Druva – Uber for Data Protection

I recently attended Tech Field Day in Silicon Valley as one of the 12 delegates from around the world. One of the presentations I saw at the event was from Druva and I wanted to share my thoughts and observations in this blog post.

What is Tech Field Day?

If you haven’t attended or heard of Tech Field day, they are an independent series of tech events run by passionate people including Stephen Foskett, Ben Gage and Ken Nalbone. These events are well known in our industry with  – Vendors like Zerto and Nimble Storage have been launched at one of these events. What is quite unique with this event, is that vendors present to independent industry influencers and experts and they are allowed to ask questions and challenge the technologies that have been presented.

What is Druva?

Druva is a 100% SaaS data protection solution for Cloud workloads, SaaS applications, Enterprise environments and Endpoints. It’s based on AWS cloud and when you subscribe to Druva they store your backups in an AWS account they manage for you.

5 Real benefits of Druva

I saw 5 key benefits of Druva that I wanted to share:

  1. You can be up and running very fast Curtis Preston shared in his presentation that going from setup to first backup is possible within 10 minutes.
  2. There is no maintenance required for backups which means they work without worry or stress.
  3. New features they will be available instantly.
  4. You automatically have three copies of everything.
  5. You can seed your on-premise data into Druva with the integrated feature: AWS Snowball Edge.

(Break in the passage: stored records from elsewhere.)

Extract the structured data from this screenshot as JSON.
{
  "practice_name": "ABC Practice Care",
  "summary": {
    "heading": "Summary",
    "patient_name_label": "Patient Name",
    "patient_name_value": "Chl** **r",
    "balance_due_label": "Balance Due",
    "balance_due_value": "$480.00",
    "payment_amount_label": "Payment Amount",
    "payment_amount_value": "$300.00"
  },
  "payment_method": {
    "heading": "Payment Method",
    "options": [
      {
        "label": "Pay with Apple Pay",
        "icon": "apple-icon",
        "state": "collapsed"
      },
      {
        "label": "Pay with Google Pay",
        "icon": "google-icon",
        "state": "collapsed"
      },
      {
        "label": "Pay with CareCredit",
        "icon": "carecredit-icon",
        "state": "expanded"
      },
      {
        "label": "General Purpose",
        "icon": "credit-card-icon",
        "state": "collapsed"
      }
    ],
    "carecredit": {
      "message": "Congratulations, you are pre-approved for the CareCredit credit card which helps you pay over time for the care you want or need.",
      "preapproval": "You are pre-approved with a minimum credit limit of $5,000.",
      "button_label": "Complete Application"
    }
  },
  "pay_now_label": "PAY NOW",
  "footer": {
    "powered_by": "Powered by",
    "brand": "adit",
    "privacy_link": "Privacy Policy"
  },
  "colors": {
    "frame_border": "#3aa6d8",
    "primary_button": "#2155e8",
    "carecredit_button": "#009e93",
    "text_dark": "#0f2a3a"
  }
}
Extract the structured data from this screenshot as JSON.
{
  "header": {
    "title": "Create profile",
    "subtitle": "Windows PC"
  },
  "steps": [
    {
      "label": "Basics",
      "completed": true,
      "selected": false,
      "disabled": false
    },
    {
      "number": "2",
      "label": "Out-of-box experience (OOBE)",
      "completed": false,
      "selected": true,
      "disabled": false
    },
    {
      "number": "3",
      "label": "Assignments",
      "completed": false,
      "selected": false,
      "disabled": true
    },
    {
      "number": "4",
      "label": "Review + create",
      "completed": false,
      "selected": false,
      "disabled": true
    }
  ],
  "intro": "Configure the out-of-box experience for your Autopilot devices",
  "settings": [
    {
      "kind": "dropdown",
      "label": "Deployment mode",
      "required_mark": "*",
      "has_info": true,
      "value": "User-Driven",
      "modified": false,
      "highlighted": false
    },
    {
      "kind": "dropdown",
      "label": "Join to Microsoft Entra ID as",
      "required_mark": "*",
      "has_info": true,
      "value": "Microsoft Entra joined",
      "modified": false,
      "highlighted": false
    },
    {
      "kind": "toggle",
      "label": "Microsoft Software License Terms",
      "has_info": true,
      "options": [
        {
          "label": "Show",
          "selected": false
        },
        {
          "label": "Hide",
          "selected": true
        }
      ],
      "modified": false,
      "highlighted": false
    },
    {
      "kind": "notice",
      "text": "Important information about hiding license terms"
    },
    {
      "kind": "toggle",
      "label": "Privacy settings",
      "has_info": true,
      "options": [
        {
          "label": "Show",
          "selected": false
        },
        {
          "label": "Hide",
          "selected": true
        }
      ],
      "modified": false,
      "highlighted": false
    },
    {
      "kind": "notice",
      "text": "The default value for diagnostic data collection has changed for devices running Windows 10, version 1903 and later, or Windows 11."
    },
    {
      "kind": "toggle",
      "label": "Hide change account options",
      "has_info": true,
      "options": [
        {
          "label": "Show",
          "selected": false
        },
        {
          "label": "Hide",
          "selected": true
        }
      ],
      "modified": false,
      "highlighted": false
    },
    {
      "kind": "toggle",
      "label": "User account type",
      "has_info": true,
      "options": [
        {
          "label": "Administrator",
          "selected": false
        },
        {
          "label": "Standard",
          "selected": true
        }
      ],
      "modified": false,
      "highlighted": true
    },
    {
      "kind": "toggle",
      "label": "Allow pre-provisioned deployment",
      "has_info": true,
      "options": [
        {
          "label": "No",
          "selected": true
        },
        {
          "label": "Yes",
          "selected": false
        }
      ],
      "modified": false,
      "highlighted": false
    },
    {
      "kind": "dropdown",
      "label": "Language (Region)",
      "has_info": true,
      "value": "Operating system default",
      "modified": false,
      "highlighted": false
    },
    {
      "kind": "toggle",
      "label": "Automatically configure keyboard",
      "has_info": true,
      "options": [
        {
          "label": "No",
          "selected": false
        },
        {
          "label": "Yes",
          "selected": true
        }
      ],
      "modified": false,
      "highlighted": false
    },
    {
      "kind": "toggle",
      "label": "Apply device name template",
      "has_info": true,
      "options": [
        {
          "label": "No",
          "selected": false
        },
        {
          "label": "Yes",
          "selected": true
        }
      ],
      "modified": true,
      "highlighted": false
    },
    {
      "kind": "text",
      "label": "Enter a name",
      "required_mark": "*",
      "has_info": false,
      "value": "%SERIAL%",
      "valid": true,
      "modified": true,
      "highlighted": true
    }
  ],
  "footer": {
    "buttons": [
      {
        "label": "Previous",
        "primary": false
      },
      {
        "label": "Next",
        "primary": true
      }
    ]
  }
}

I liked the simplicity, scalability and flexibility in all of the above features and I imagine my former job as a system administrator being much simpler when managing backups and testing Disaster Recovery plans.

Target customers

Druva does work with physical workloads but the real value is in virtualized environments (which in my opinion is the only way to go anyway)

Questions and Challenges

As a former system administrator, I have been in chaotic situations with system breakdowns and impatient users. We really just want to be up and running again – right? I came away with a positive opinion but I do have a few more questions I want to investigate and look into before I would look into investing into Druva.

Real life Disaster Recovery situations

Everything you’ve been preparing for and protecting your company from will happen RIGHT there in a real life Disaster Recovery situation. This is not the time to to be asking questions or being caught by surprise.

One of the questions I instantly thought of at the presentation was what will be the cost in vulnerable situations when you need to get you data from the cloud and back on-prem?

Lock-in?

This is not a question for implementing Druva alone but is a question one has to ask whenever investing in a backup solution.

Will your have a vendor lock-in? How will you get your data and backups back or change backup product?

In the land of GDPR

At the event I had some questions regarding GDPR. This is a subject we can’t avoid, but no one seems to love talking about it. The ‘right to be forgotten’ is a challenge for any vendor and company. They do have some search functions and they recently had a case with a customer in UK where an applicant wanted the resume to be deleted. They did succeed in both finding and deleting the resume.

At the end

Thank you for a great presentation at #TFD19. I’m looking forward to following Druva completing their mission!

You can watch all the presentations from Tech Field Day on their website: https://techfieldday.com/companies/druva/

 

*Disclaimer: I was invited to participate as a Tech Field Day Delegate as a guest of Gestalt IT.  I did not receive any compensation to write this post, nor was I requested to write this post. The above post is written of my opinion and not that of Gestalt IT.